Henry II. lands in Ireland, 1171

The last attack on Dublin was about September 1, 1171, and on October 16 the King sailed from Milford Haven with 400 ships, containing 4,000 men, of whom 400 or 500 were knights. He landed next day at Crook, on the right bank of the Suir, some miles below Waterford, which he entered on the 18th. The Wexford men saw that the game was up, and brought Fitz-Stephen to the King, expecting thanks for surrendering the man who had dared to make war without the royal licence. Henry spoke sharply to the prisoner, and ordered him to be kept safely in Reginald’s tower. Dermod MacCarthy, chief of Desmond and Cork, did homage at Waterford. Thence Henry went to Lismore, where he stayed two days. From Lismore he went to Cashel, where Donald O’Brien, chief of Thomond and Limerick, followed MacCarthy’s example. The minor chiefs of Munster also made their submission, the only one mentioned by Giraldus being O’Phelan, who ruled a great part of the county of Waterford. Dermod’s old antagonist, Donald of Ossory, also did homage. Henry placed governors both in Cork and Limerick, but it is not clear that he visited either of those cities. He then returned along the Suir to Waterford, where he took Fitz-Stephen into favour, and restored Wexford to him. During this progress the King selected three sites for fortresses, which were afterwards built by his son John – Lismore on the Blackwater, and Ardfinnan and Tibraghny on the Suir. The first and last were intended to command the upper tidal waters of the Blackwater and Suir; Ardfinnan secured a passage from the southern sea-board into Central Ireland, and Cromwell recognised its importance nearly five hundred years afterwards.

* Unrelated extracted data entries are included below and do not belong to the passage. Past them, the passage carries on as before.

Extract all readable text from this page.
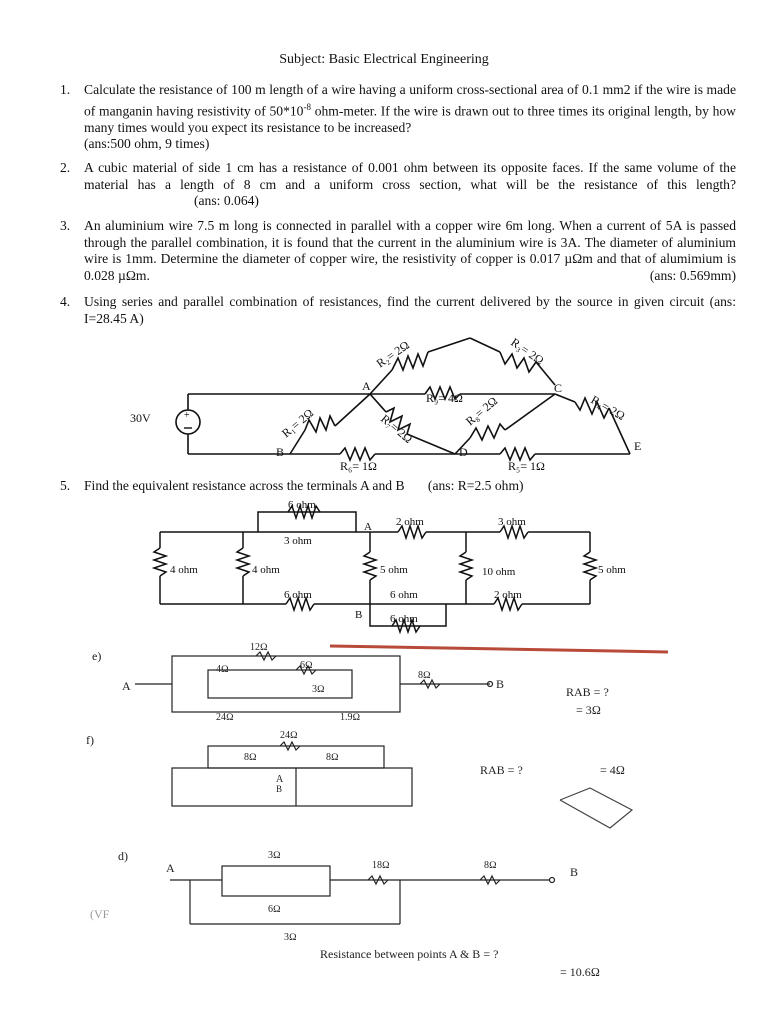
Subject: Basic Electrical Engineering
1.	Calculate the resistance of 100 m length of a wire having a uniform cross-sectional area of 0.1 mm2 if the wire is made of manganin having resistivity of $50*10^{-8}$ ohm-meter. If the wire is drawn out to three times its original length, by how many times would you expect its resistance to be increased?
(ans:500 ohm, 9 times)
2.	A cubic material of side 1 cm has a resistance of 0.001 ohm between its opposite faces. If the same volume of the material has a length of 8 cm and a uniform cross section, what will be the resistance of this length? (ans: 0.064)
3.	An aluminium wire 7.5 m long is connected in parallel with a copper wire 6m long. When a current of 5A is passed through the parallel combination, it is found that the current in the aluminium wire is 3A. The diameter of aluminium wire is 1mm. Determine the diameter of copper wire, the resistivity of copper is 0.017 µΩm and that of alumimium is 0.028 µΩm.	(ans: 0.569mm)
4.	Using series and parallel combination of resistances, find the current delivered by the source in given circuit (ans: I=28.45 A)
+
30V
A
B
C
D	E
R₆= 1Ω	R₅= 1Ω
R₉= 4Ω
R₂= 2Ω	R₃= 2Ω
R₄= 2Ω
R₁= 2Ω	R₇= 2Ω
R₈= 2Ω
5.	Find the equivalent resistance across the terminals A and B (ans: R=2.5 ohm)
6 ohm
3 ohm
A 2 ohm	3 ohm
4 ohm	4 ohm	5 ohm	10 ohm	5 ohm
6 ohm	6 ohm
6 ohm
2 ohm
B
e)
A	B
12Ω
4Ω	6Ω
3Ω
8Ω
24Ω	1.9Ω
RAB = ?
= 3Ω
f)	24Ω
8Ω	8Ω
A
B
RAB = ?	= 4Ω
d)
A	B
3Ω
6Ω
3Ω
18Ω	8Ω
(VF
Resistance between points A & B = ?
= 10.6Ω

Henry II. winters at Dublin

Leaving a governor in Waterford, Henry then led the bulk of his army to Dublin, where he received the submissions of O’Rourke and of the chiefs of Leinster and Uriel. Hugo de Lacy and William Fitz-Adelm were sent to meet Roderic at the Shannon, and the monarch of Ireland acknowledged himself a tributary and vassal of the King of England. Ulster still held out; for the submission of the nominal head king can in no way be held to bind the chiefs, much less the people, of his own province, and certainly not those of all Ireland. Giraldus does not venture to advance any such theory, and yet Hooker, who translated his work in Elizabeth’s time, coolly interpolates the statement that ‘by him and his submission all the residue of the whole land became the King’s subjects, and submitted themselves.’ The synod which met at Cashel under the legate’s presidency did what was possible for the Church to do in strengthening Henry’s pretensions. The King held a court at Dublin during the winter of 1171 and 1172. His temporary palace, erected outside the walls on the ground now occupied by the southern side of Dame Street, was built of polished wicker-work, after the manner of the country. Here he kept Christmas in state, and invited the Irish chiefs to share his feast. They admired the King’s grandeur, and were by him persuaded to eat crane’s flesh, which the Normans thought a delicacy, but which the Irish had hitherto loathed. The winter was so stormy that there was scarcely any communication with England, and Henry’s pleasure in his new acquisition must have been darkened by the sense of impending retribution for the recent murder of Becket.